L’abus du droit d’ester en justice peut être caractérisé tant en demande qu’en défense, ainsi que dans l’exercice des voies de recours. Il appartient au demandeur à l’action de rapporter la preuve de ce caractère abusif, le droit d’agir ne dégénérant en faute pouvant donner naissance à dommages-intérêts qu’en cas de malice, de mauvaise foi ou d’erreur grossière équivalente au dol.
En l’espèce, compte tenu du sens de la présente décision et de l’absence d’arguments développés au soutien de leur demande, M. [J] et la Macif seront déboutés de leur demande.
4 – Sur les demandes accessoires
— Sur les dépens
Aux termes de l’article 696 du code de procédure civile, la partie perdante est condamnée aux dépens, à moins que le juge, par décision motivée, n’en mette la totalité ou une fraction à la charge d’une autre partie.
M. [R] [C] et la société Areas Dommages, parties perdant le procès, seront condamnés in solidum au paiement des entiers dépens de l’instance.
Décision du 21 mars 2025
8ème chambre 3ème section
N° RG 23/02410 – N° Portalis 352J-W-B7G-CYLV3
— Sur les frais irrépétibles
En application de l’article 700 du code de procédure civile, le juge condamne la partie tenue aux dépens ou la partie perdante à payer à l’autre partie la somme qu’il détermine au titre des frais exposés et non compris dans les dépens. Le juge tient compte de l’équité ou de la situation économique de la partie condamnée. Il peut, même d’office, pour des raisons tirées des mêmes considérations, dire qu’il n’y a lieu à condamnation.
En l’espèce, il convient de condamner in solidum M. [R] [C] et la société Areas Dommages au paiement de la somme de 4.000 euros au titre des frais irrépétibles exposés par les demandeurs. M. et Mme [O] n’étant pas tenus aux dépens, l’équité commande de débouter M. [Y] [J] et la Macif de leurs demandes au titre des frais irrépétibles.

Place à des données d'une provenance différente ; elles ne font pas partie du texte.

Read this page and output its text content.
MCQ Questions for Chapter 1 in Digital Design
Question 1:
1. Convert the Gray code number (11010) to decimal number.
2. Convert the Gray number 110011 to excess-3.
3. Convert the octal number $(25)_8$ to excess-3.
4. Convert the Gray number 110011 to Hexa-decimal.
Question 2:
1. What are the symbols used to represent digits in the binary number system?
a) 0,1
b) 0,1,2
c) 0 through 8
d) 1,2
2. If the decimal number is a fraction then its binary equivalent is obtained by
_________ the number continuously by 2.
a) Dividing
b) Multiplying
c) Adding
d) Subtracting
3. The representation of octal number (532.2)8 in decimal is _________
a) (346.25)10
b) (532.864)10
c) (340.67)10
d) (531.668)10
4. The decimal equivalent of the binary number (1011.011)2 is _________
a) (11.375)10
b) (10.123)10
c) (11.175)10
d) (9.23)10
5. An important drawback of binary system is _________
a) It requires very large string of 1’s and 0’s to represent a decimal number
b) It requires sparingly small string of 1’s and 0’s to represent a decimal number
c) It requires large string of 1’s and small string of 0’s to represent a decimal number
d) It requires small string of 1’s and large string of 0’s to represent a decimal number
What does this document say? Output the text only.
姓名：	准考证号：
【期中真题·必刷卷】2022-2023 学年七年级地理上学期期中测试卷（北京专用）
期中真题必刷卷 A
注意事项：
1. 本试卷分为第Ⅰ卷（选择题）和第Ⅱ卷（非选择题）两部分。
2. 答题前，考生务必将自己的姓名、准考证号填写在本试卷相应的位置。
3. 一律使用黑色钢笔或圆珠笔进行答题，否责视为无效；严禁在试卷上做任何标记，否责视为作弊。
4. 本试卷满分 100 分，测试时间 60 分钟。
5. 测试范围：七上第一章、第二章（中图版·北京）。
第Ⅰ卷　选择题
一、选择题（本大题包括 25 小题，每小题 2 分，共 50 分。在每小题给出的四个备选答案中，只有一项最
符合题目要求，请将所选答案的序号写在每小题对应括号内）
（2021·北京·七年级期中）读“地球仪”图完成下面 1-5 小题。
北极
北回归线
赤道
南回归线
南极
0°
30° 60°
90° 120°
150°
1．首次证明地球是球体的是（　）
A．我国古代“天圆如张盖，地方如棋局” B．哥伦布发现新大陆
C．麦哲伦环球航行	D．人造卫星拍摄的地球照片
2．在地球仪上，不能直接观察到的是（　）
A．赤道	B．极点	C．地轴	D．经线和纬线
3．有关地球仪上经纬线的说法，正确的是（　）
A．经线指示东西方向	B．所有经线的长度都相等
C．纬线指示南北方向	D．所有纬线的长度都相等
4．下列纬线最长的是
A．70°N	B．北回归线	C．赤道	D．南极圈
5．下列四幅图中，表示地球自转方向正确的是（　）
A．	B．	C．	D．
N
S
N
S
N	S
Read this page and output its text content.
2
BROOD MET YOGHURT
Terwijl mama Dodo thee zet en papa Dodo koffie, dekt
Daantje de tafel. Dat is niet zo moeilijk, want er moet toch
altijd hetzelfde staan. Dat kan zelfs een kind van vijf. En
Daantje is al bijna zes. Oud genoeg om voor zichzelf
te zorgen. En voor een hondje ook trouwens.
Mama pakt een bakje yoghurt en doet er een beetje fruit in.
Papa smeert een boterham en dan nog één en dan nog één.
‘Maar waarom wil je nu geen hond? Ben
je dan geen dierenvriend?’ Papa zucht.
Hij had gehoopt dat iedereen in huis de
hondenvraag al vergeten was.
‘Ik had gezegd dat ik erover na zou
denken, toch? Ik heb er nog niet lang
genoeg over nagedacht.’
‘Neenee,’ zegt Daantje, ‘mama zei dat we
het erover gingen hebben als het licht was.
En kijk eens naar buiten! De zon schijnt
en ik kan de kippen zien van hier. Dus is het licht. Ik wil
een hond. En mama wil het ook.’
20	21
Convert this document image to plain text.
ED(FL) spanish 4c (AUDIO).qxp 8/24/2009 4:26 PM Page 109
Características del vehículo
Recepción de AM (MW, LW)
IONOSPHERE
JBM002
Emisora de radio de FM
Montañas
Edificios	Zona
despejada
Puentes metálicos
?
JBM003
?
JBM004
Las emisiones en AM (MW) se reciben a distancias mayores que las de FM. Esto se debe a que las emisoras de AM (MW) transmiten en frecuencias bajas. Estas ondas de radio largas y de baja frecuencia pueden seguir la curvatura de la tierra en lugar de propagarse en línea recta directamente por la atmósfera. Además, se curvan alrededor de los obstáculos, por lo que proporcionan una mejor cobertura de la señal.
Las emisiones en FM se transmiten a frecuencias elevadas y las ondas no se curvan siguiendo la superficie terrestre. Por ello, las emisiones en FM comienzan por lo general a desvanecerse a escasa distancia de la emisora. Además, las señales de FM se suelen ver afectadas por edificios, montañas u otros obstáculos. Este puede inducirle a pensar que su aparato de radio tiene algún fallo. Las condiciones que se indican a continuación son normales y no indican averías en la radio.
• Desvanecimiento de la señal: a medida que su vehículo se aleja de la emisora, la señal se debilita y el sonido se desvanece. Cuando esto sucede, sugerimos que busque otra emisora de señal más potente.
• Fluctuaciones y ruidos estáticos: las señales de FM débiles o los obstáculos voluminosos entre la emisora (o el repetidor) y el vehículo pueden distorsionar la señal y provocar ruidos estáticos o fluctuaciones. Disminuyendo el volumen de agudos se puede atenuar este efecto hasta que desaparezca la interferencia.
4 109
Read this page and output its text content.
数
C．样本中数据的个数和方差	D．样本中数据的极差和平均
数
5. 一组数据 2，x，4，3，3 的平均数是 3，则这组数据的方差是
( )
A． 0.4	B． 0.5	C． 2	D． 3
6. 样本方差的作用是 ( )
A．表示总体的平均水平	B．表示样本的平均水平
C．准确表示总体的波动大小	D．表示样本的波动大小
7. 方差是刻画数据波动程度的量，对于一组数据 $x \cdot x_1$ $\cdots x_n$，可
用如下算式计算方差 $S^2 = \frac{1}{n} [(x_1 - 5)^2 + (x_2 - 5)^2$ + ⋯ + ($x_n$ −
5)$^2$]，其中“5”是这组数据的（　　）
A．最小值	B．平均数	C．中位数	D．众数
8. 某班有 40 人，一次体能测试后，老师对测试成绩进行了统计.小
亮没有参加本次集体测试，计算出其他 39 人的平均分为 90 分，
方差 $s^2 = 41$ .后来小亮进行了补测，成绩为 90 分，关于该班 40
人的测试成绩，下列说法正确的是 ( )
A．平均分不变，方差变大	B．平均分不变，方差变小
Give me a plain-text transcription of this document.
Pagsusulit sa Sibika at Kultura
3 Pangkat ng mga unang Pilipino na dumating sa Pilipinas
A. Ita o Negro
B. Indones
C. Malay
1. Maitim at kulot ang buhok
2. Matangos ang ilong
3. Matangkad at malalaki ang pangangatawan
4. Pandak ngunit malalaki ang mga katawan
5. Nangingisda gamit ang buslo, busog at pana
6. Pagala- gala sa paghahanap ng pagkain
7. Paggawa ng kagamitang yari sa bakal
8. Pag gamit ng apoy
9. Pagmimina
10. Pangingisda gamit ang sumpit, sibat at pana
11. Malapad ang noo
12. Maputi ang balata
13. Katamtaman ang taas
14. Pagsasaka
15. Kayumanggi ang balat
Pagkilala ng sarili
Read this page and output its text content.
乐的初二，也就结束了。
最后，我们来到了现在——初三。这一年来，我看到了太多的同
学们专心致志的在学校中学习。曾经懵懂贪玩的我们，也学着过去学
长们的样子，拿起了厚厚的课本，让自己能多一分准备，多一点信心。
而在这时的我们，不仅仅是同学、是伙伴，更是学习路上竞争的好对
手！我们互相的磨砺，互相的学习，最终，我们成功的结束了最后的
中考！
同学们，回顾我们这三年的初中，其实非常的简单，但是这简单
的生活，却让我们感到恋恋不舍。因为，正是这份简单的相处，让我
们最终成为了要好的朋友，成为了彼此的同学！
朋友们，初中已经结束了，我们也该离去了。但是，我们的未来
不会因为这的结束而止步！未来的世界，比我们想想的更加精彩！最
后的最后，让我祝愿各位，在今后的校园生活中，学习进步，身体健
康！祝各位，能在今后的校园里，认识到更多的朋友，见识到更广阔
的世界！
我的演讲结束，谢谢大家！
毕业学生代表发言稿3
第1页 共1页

— Sur l’exécution provisoire
Aux termes des articles 514 et suivants du code de procédure civile, dans leur rédaction issue du décret n°2019-1333 du 11 décembre 2019 et applicable aux instances introduites à compter du 1er janvier 2020, les décisions de première instance sont de droit exécutoires à titre provisoire à moins que la loi ou la décision rendue n’en dispose autrement.
Le juge peut écarter l’exécution provisoire de droit, en tout ou partie, s’il estime qu’elle est incompatible avec la nature de l’affaire. Il statue, d’office ou à la demande d’une partie, par décision spécialement motivée.
En l’espèce, au regard de la nature des condamnations prononcées, il n’y a pas lieu d’écarter l’exécution provisoire de droit.
PAR CES MOTIFS,
Le tribunal, statuant par jugement réputé contradictoire et en premier ressort, après débats en audience publique et rendu par mise à disposition au greffe,
DÉCLARE irrecevables les demandes formulées par M. [R] [C], M. [Y] [J] et la Macif à l’encontre de la société Areas Dommages ;
CONDAMNE in solidum M. [R] [C], la société Areas Dommages, M. [Y] [J] et la Macif à payer à M. [W] [O] et Mme [L] [E] épouse [O] la somme de 22.000 euros en indemnisation de leur préjudice de jouissance ;
CONDAMNE M. [R] [C] à garantir M. [Y] [J] et la Macif de la totalité des condamnations in solidum prononcées, en principal, intérêts, frais et dépens ;
DÉBOUTE M. [Y] [J] et son assureur la Macif de leur demande de dommages et intérêts pour procédure abusive ;
CONDAMNE in solidum M. [R] [C] et son assureur la société Areas Dommages au paiement des entiers dépens de l’instance ;
CONDAMNE in solidum M. [R] [C] et son assureur la société Areas Dommages à payer à M. [W] [O] et Mme [L] [E] épouse [O] ensemble la somme de 4.000 euros au titre des frais exposés par eux et non compris dans les dépens, sur le fondement de l’article 700 du code de procédure civile et DÉBOUTE M. [R] [C], M. [Y] [J] et la Macif de leurs demandes à ce titre ;
RAPPELLE que l’exécution provisoire est de droit.